Воссоединение Германии завершило послевоенный период, а вместе с ним и исторический этап отказа немцев от национальной идентичности. Теперь национальный вопрос встал совершенно по-новому. По мнению историков и политологов, нации не могут обойтись без символического представления о самих себе; нации создают целый арсенал икон, ритуалов и нарративов, которые должны стимулировать позитивное чувство общности. Для конституирования национальной идентичности необходимо укоренить ее в позитивно воспринимаемом прошлом, используя ресурсы культурного наследия, сплачивающие национальный коллектив. В этой ситуации возникает вопрос, какого рода национальную идентичность изберут себе немцы.
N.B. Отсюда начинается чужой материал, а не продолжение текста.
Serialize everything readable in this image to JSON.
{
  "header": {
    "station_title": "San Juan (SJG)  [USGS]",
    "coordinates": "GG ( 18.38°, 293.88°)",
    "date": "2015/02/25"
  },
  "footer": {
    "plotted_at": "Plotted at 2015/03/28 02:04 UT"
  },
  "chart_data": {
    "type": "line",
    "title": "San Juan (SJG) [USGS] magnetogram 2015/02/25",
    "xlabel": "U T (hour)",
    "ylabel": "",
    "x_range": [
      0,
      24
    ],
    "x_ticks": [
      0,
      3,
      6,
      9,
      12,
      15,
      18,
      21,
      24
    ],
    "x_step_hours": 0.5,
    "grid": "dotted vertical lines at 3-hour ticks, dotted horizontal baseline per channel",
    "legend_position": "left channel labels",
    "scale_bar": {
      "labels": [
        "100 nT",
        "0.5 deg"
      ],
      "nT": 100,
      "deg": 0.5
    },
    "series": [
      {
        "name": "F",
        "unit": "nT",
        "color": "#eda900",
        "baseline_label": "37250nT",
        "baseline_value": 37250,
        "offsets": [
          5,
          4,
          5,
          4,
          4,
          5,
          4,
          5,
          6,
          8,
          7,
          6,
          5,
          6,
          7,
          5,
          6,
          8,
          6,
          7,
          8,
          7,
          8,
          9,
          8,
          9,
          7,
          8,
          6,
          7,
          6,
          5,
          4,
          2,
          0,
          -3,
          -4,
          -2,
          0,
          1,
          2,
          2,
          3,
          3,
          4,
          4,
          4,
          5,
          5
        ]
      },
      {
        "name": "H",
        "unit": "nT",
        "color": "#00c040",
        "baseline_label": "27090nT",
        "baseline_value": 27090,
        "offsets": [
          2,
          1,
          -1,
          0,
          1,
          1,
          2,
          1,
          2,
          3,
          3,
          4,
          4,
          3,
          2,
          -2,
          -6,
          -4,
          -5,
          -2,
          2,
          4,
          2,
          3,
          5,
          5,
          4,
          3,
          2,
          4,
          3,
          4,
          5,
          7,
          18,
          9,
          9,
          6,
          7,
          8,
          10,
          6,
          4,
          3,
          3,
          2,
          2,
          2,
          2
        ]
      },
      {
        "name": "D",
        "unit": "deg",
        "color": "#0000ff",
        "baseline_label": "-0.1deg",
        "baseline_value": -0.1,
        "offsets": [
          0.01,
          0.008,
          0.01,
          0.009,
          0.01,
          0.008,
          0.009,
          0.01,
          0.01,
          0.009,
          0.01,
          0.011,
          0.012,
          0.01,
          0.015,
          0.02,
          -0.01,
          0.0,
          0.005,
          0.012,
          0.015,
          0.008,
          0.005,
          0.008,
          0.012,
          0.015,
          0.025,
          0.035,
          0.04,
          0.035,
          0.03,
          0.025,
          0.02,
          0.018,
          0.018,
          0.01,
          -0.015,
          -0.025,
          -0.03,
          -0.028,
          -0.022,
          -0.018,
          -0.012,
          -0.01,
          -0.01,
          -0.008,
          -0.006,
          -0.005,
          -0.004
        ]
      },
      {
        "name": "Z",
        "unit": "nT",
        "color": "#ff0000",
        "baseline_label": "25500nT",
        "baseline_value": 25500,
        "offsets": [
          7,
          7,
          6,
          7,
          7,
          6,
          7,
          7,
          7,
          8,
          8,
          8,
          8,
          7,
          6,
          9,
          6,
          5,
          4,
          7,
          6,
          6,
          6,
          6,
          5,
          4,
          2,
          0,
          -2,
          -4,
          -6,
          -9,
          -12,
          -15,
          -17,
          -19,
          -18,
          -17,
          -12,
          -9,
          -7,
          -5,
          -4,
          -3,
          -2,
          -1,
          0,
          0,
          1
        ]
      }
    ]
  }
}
Здесь можно рассматривать три модели.
Во-первых, это модель позитивного национализма
, то есть национального дискурса, который – в полном соответствии с памятью победителей – диктуется гордостью, оценивает преемственность в положительном ключе, конструирует цепь героических событий немецкой истории, вынося за скобки ужасы национал-социализма и перескакивая через них. В процессе подобного переосмысления профессиональному сообществу историков отводилась новая общественно значимая роль. Они должны были предъявить новые, пригодные для данной задачи образы истории. За три года до поворотных событий 1989 года в так называемом «споре историков» уже прозвучали голоса, например, Эрнста Нольте и Андреаса Грубера, предлагавших применить основной инструмент научной методологии – сравнение – для переоценки и нивелирующего приравнивания Холокоста к другим преступлениям и трагедиям XX века. Штефан Бергер предупреждал об опасности превращения историографии в апологию нации: «Историография не должна поддаваться соблазну написать историю от Карла Великого до Коля Великого. Многочисленные переломы в немецкой истории не поддаются гомогенизации. Проблема в том, чтобы сделать множество несогласуемых между собой эпизодов истории продуктивным для толерантной и свободной мысли»[226].